Land-locked berimplikasi pada cara pandang inward-looking, yakni cara berpikir lokal yang meyakini bahwa perubahan-perubahan di dalam negeri merupakan kreativitas murni masyarakat lokal. Misalnya, peristiwa G30S, jatuhnya Bung Karno, jatuhnya Soeharto, pemberontakan DI/TII, Permesta dll dianggap sebagai persoalan lokal. Padahal, tangan-tangan asing selalul bermain. Dalam hal ini negara kapitalis, Amerika Serikat. Bahkan dalam pilpres sekalipun kita tidak berpikir secara geopolitik yang global. Seolah-olah murni itu pilihan masyarakat. Kita tidak pernah sadar ada tangan-tangan dari luar yang ikut “mewarnai” proses pilpres tersebut.

***

Pada masa penjajahan Belanda, dibuatlah UU Kependudukan yang membagi warga negara menjadi 3 kelas, yakni:
1. warga negara kelas satu (asing/Barat);
2. warga negara kelas dua (asing/Timur), dan
3. warga negara kelas tiga (pribumi/inlander).

Ketika warga kelas dua, khususnya Tionghoa melakukan konsolidasi ekonomi -yang sebenarnya merupakan rekayasa kebijakan monopoli dari rezim kolonial- maka terjadilah kecemburuan sosial di kalangan inlander. Tahun 1740 terjadilah kerusuhan anti Cina yang dikipasi oleh Belanda, sehingga terjadi pembantaian terhadap etnis Cina dari Batavia hingga Semarang. Karena kita ini bangsa yang a-historis, maka kerusuhan semacam ini muncul lagi di Mei 1998. Bangsa kita yang terpuruk akibat sistem kapitalis, di mana produsen adalah Asing/Barat, tapi masyarakat kita melampiaskan anarkinya terhadap etnis asing/Cina, yg secara sistem ekonomi sebenarnya hanya sebagai medium dari produsen (asing/Barat) ke konsumen (pribumi/inlander). Terlepas bahwa ada indikasi etnis Cina hidup “eksklusif” (tidak mau berbaur), tapi anarkisme pribumi tersebut menandakan bahwa kita ini memang mudah diadu-domba, dan yang pasti tidak belajar sejarah.
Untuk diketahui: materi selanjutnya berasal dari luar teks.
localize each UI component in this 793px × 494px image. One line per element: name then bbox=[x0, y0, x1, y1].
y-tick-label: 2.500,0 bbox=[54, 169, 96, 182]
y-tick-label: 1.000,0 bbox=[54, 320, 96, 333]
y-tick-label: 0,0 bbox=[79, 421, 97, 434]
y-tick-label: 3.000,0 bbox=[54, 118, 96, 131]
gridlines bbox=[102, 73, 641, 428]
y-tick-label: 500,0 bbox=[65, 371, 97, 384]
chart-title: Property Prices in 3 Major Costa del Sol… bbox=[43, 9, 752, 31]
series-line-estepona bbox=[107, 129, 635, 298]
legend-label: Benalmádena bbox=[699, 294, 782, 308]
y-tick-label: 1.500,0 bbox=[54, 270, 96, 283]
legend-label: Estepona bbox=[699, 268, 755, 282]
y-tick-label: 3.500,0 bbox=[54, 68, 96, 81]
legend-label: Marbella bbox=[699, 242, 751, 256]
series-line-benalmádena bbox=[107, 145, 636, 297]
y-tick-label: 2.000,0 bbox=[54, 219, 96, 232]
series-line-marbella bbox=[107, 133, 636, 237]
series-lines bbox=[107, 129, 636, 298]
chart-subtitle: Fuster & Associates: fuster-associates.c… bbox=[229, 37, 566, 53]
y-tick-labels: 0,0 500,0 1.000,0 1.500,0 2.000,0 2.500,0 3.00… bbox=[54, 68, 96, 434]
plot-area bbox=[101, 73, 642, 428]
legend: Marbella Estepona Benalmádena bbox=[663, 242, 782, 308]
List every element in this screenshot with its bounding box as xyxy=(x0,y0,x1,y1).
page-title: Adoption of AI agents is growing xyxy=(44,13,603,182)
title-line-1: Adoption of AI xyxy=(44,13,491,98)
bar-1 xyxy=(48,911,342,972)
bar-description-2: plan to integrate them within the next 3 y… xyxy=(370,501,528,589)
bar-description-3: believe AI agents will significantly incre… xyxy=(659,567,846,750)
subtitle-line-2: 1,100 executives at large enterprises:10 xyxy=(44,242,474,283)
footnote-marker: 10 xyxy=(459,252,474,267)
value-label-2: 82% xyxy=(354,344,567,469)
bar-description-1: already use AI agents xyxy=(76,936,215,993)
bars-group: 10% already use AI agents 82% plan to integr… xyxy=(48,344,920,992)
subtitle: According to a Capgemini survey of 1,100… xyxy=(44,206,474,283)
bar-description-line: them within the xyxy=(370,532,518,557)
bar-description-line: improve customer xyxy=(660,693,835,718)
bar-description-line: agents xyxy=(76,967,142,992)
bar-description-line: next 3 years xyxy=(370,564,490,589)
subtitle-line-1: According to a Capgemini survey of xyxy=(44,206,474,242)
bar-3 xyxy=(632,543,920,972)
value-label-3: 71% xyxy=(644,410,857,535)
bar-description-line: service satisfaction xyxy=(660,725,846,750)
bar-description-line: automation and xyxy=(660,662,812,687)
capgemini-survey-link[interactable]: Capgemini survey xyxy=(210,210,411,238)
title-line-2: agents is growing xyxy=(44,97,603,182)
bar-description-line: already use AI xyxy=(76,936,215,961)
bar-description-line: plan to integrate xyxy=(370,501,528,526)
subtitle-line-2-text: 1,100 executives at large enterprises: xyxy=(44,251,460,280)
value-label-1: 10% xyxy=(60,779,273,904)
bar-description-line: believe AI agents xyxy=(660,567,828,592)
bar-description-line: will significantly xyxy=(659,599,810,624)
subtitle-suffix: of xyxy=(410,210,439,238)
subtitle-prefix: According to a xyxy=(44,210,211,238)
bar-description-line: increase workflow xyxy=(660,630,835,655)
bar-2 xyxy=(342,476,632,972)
Pada awal abad 20, H. Samanhudi mendirikan Serikat Dagang Islam (SDI) dalam rangka melakukan konsolidasi kekuatan ekonomi pribumi. Saat yang bersamaan, kelompok Islam tradisionalis mendirikan Nahdlatul Tujjar (Kebangkitan Kaum Pedagang). Akan tetapi keduanya akhirnya terjebak dalam dunia politik praktis, sehingga SDI menjadi SI, dan NT menjadi NU. Akibatnya kita tidak memiliki kekuatan ekonomi yang solid sehingga perekonomian tetap dikuasai Belanda, dan setelah Belanda pergi beralih ke Cina (karena mereka lebih siap/warga kelas dua).

Indonesia Abad 21

Masuk abad 21, kita sudah sampai pada kapitalisme liberal transnasional. Fenomena ini melahirkan kelas transnasional yang berwatak sangat opurtunis. Jika Indonesia aman, mereka tetap tinggal untuk menikmati keadaan. Namun bila terjadi kerusuhan, mereka pun kabur ke luar negeri.

Untuk melangkah ke masa depan, perlu kita perhatikan 3 hal berikut:

1. Pidato Collin Powel (Menlu AS) di depan Senat AS yang mengatakan bahwa Cina akan menjadi rival potensial, meskipun tak perlu menjadi lawan. Powell menganggap penting untuk menjalin hubungan dengan 3 negara, yaitu India, Indonesia dan Australia. Ini untuk menjaga hegemoni AS di wilayah selatan. Australia dapat dipakai oleh AS untuk berperan sebagai “polisi”.

2. Adanya isu yang menyebutkan bahwa ada kekuatan-kekuatan asing berencana untuk memecah Indonesia menjadi 6 wilayah.

3. Juni 2000, Rusia, Cina, Kazakhstan, Krigiztan, dan Tajikistan membuat pakta untuk melawan hegemoni Barat di dunia dalam bidang ekonomi, politik dan militer.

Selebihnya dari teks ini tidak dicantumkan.